A gateway. The site is a portal — a point of entry to information about what the Court is considering and deciding.
A gate. The certiorari process is itself a gate. The Court grants review in only a small fraction of cases, barring further consideration for most petitioners. The shadow docket operates with even less transparency. This site aims to illuminate what happens at that threshold.
A call for transparency. In the tradition of naming institutional accountability efforts after Watergate, SCOTUSGate is built on the conviction that the public benefits when the Court’s work is visible, accessible, and open to scrutiny.
The database behind the site is named Cerberus — after the three-headed dog of Greek myth who guards the gates of the underworld. I thought it was a fitting namesake for a system that watches the gate.
What We Track
- Petitions for certiorari — both paid and in forma pauperis (IFP), from the moment they are docketed through final disposition
- Conference activity — which cases are distributed for each conference, relisted cases, and conference outcomes
- Cert-stage briefing — amicus briefs, responses, CVSG invitations, and Solicitor General filings
- Case status flags — grants, denials, GVRs, dismissals, rehearings, and shadow-docket activity
- Questions presented — extracted from petition PDFs using OCR and AI summarization
- Topic tags and key terms — AI-assigned subject-matter classifications for filtering and discovery
- Attorney and firm tracking — who represents whom, with cross-references to other cases
Data and Methods
All docket information is sourced from the Supreme Court of the United States public docket. The pipeline runs automatically several times per day:
- Docket data is downloaded directly from the Court’s public JSON API and loaded into a structured database.

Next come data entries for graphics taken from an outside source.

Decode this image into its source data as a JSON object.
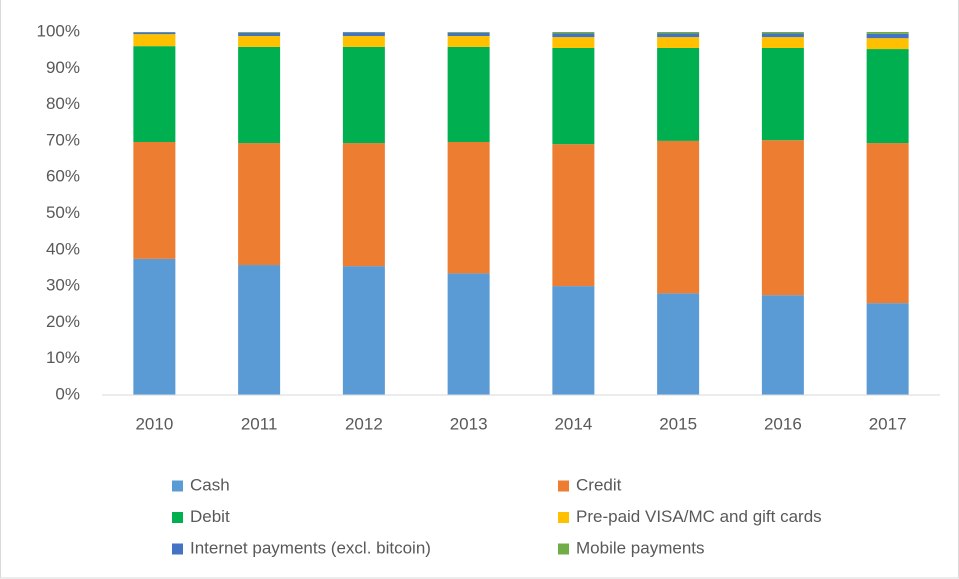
{
  "chart_data": {
    "type": "stacked_bar",
    "categories": [
      "2010",
      "2011",
      "2012",
      "2013",
      "2014",
      "2015",
      "2016",
      "2017"
    ],
    "series": [
      {
        "name": "Cash",
        "color": "#5b9bd5",
        "values": [
          37.5,
          35.8,
          35.5,
          33.5,
          30,
          28,
          27.5,
          25.3
        ]
      },
      {
        "name": "Credit",
        "color": "#ed7d31",
        "values": [
          32.2,
          33.6,
          33.9,
          36.2,
          39.1,
          42,
          42.7,
          44.1
        ]
      },
      {
        "name": "Debit",
        "color": "#00b050",
        "values": [
          26.4,
          26.5,
          26.5,
          26.2,
          26.5,
          25.6,
          25.4,
          25.9
        ]
      },
      {
        "name": "Pre-paid VISA/MC and gift cards",
        "color": "#ffc000",
        "values": [
          3.3,
          3,
          3,
          3,
          3,
          3,
          3,
          3
        ]
      },
      {
        "name": "Internet payments (excl. bitcoin)",
        "color": "#4472c4",
        "values": [
          0.5,
          0.9,
          1,
          0.9,
          1,
          1,
          1,
          1.2
        ]
      },
      {
        "name": "Mobile payments",
        "color": "#70ad47",
        "values": [
          0.1,
          0.2,
          0.1,
          0.2,
          0.4,
          0.4,
          0.4,
          0.5
        ]
      }
    ],
    "ylim": [
      0,
      100
    ],
    "yticks": [
      {
        "value": 0,
        "label": "0%"
      },
      {
        "value": 10,
        "label": "10%"
      },
      {
        "value": 20,
        "label": "20%"
      },
      {
        "value": 30,
        "label": "30%"
      },
      {
        "value": 40,
        "label": "40%"
      },
      {
        "value": 50,
        "label": "50%"
      },
      {
        "value": 60,
        "label": "60%"
      },
      {
        "value": 70,
        "label": "70%"
      },
      {
        "value": 80,
        "label": "80%"
      },
      {
        "value": 90,
        "label": "90%"
      },
      {
        "value": 100,
        "label": "100%"
      }
    ],
    "grid": false,
    "legend": "bottom"
  }
}
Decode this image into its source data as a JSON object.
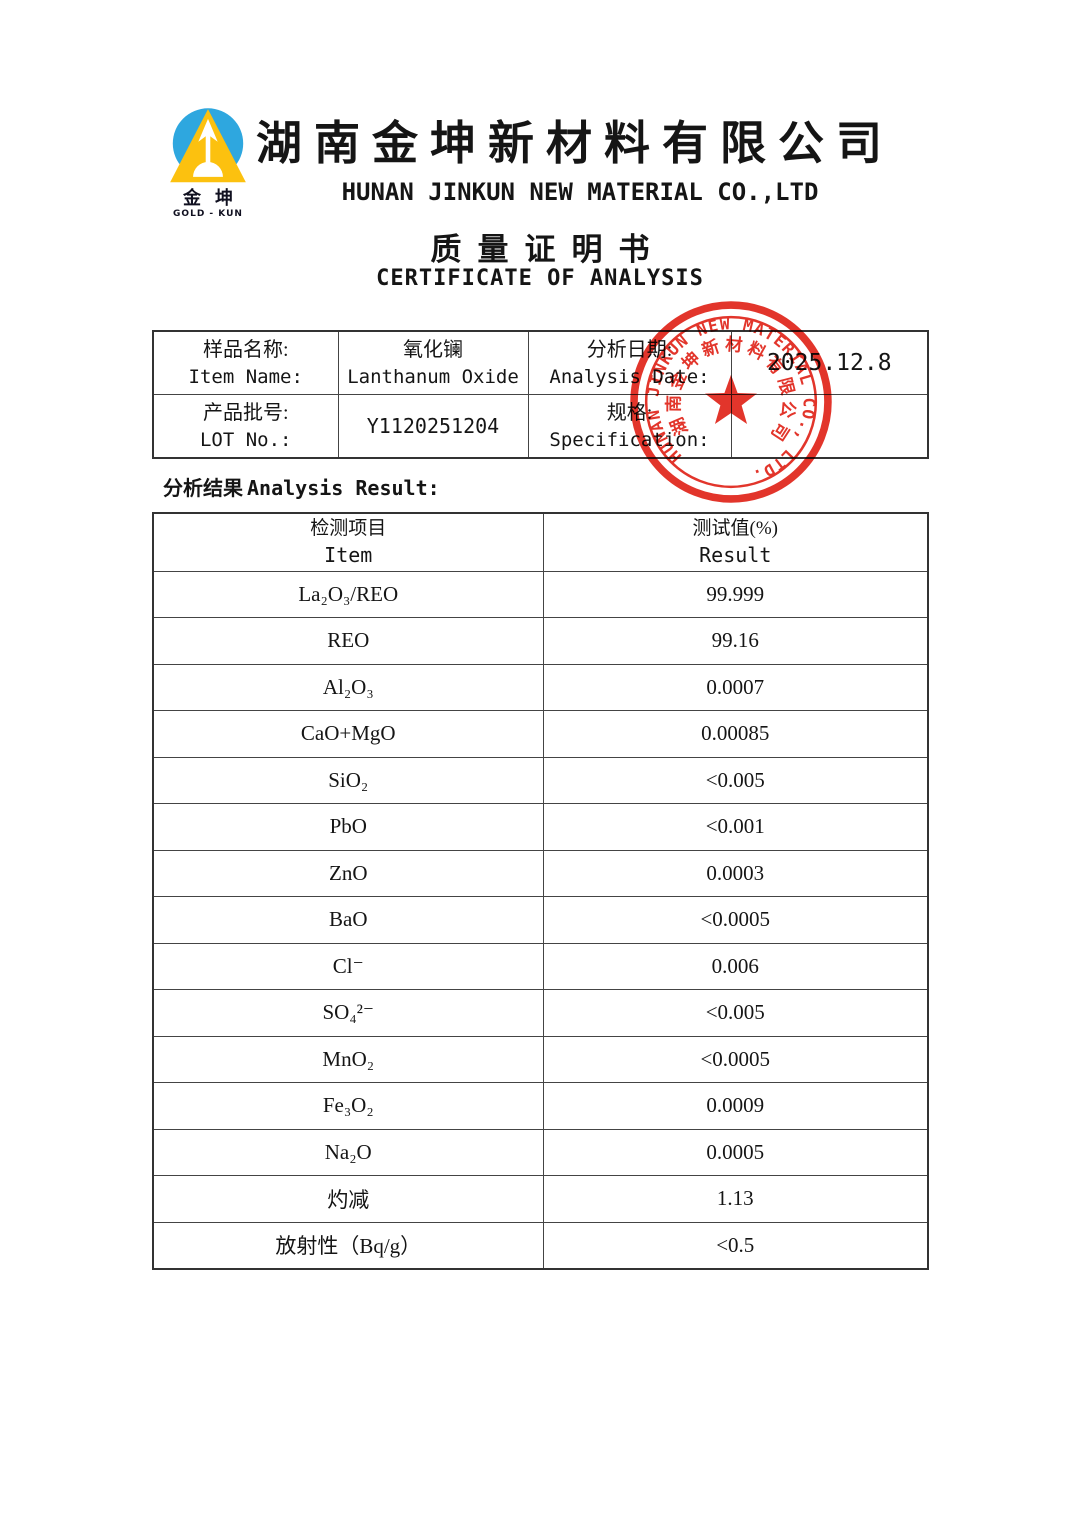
{
  "logo": {
    "name_cn": "金坤",
    "name_en": "GOLD - KUN",
    "emblem_icon": "arrow-in-triangle-circle",
    "blue": "#2ea7df",
    "yellow": "#fcc10f"
  },
  "header": {
    "company_cn": "湖南金坤新材料有限公司",
    "company_en": "HUNAN JINKUN NEW MATERIAL CO.,LTD",
    "title_cn": "质量证明书",
    "title_en": "CERTIFICATE OF ANALYSIS"
  },
  "info_table": {
    "rows": [
      {
        "label1_cn": "样品名称:",
        "label1_en": "Item Name:",
        "value1_cn": "氧化镧",
        "value1_en": "Lanthanum Oxide",
        "label2_cn": "分析日期:",
        "label2_en": "Analysis Date:",
        "value2": "2025.12.8"
      },
      {
        "label1_cn": "产品批号:",
        "label1_en": "LOT No.:",
        "value1": "Y1120251204",
        "label2_cn": "规格:",
        "label2_en": "Specification:",
        "value2": ""
      }
    ]
  },
  "section": {
    "heading_cn": "分析结果",
    "heading_en": "Analysis Result:"
  },
  "result_table": {
    "header": {
      "item_cn": "检测项目",
      "item_en": "Item",
      "result_cn": "测试值(%)",
      "result_en": "Result"
    },
    "rows": [
      {
        "item": "La₂O₃/REO",
        "result": "99.999"
      },
      {
        "item": "REO",
        "result": "99.16"
      },
      {
        "item": "Al₂O₃",
        "result": "0.0007"
      },
      {
        "item": "CaO+MgO",
        "result": "0.00085"
      },
      {
        "item": "SiO₂",
        "result": "<0.005"
      },
      {
        "item": "PbO",
        "result": "<0.001"
      },
      {
        "item": "ZnO",
        "result": "0.0003"
      },
      {
        "item": "BaO",
        "result": "<0.0005"
      },
      {
        "item": "Cl⁻",
        "result": "0.006"
      },
      {
        "item": "SO₄²⁻",
        "result": "<0.005"
      },
      {
        "item": "MnO₂",
        "result": "<0.0005"
      },
      {
        "item": "Fe₃O₂",
        "result": "0.0009"
      },
      {
        "item": "Na₂O",
        "result": "0.0005"
      },
      {
        "item": "灼减",
        "result": "1.13"
      },
      {
        "item": "放射性（Bq/g）",
        "result": "<0.5"
      }
    ]
  },
  "stamp": {
    "text_en": "HUNAN JINKUN NEW MATERIAL CO., LTD.",
    "text_cn": "湖南金坤新材料有限公司",
    "color": "#e02318"
  }
}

- Questions presented are extracted from petition PDFs using a combination of OCR (for scanned documents) and regex pattern matching, then refined using a large language model (Claude by Anthropic).
- Topic tags are assigned by an AI classifier that reads each petition’s docket entries and questions presented. Tags are reviewed periodically for accuracy.
- Case flags (granted, denied, CVSG, relisted, etc.) are derived algorithmically from docket entries — not manually curated.
The database typically reflects the Court’s public docket within a few hours of updates being posted.
What’s Not Included
- Merits-stage briefing and oral argument transcripts (we focus on the cert pipeline)
- Full opinion text (links to opinions are provided via the SCOTUS docket)
- Original jurisdiction cases
How SCOTUSGate Compares
| Site | Primary Focus | What SCOTUSGate Adds |
|---|---|---|
| SCOTUSblog | News coverage and case commentary | Structured tracking, filters, statistics across the full docket |
| Oyez | Oral argument audio and granted-case summaries | Cert-stage pipeline focus, real-time docket status for all pending cases |
| SCOTUS.gov | Official docket and orders | AI-enhanced search, topic classification, conference tracking, cross-case discovery |
How to Cite
If you reference SCOTUSGate data in academic work, journalism, or legal filings, please cite as:
For specific case data, include the case number and URL:
For Journalists and Academics
SCOTUSGate is designed to be a reliable reference for anyone writing about the Court. The data is sourced directly from official docket records and updated multiple times daily. Tag classifications and AI-generated summaries are tools for discovery and should be verified against primary sources for publication. If you have questions about the data or methodology, or would like to discuss a collaboration, please reach out.
Purpose
SCOTUSGate exists to bring transparency to the certiorari and shadow-docket stages of Supreme Court litigation, to highlight important pending cases, and to lower the barriers to accessing court information. The docket belongs to the public, and public understanding of the Court depends on being able to see what is before it.
This is a personal project, not an official university resource.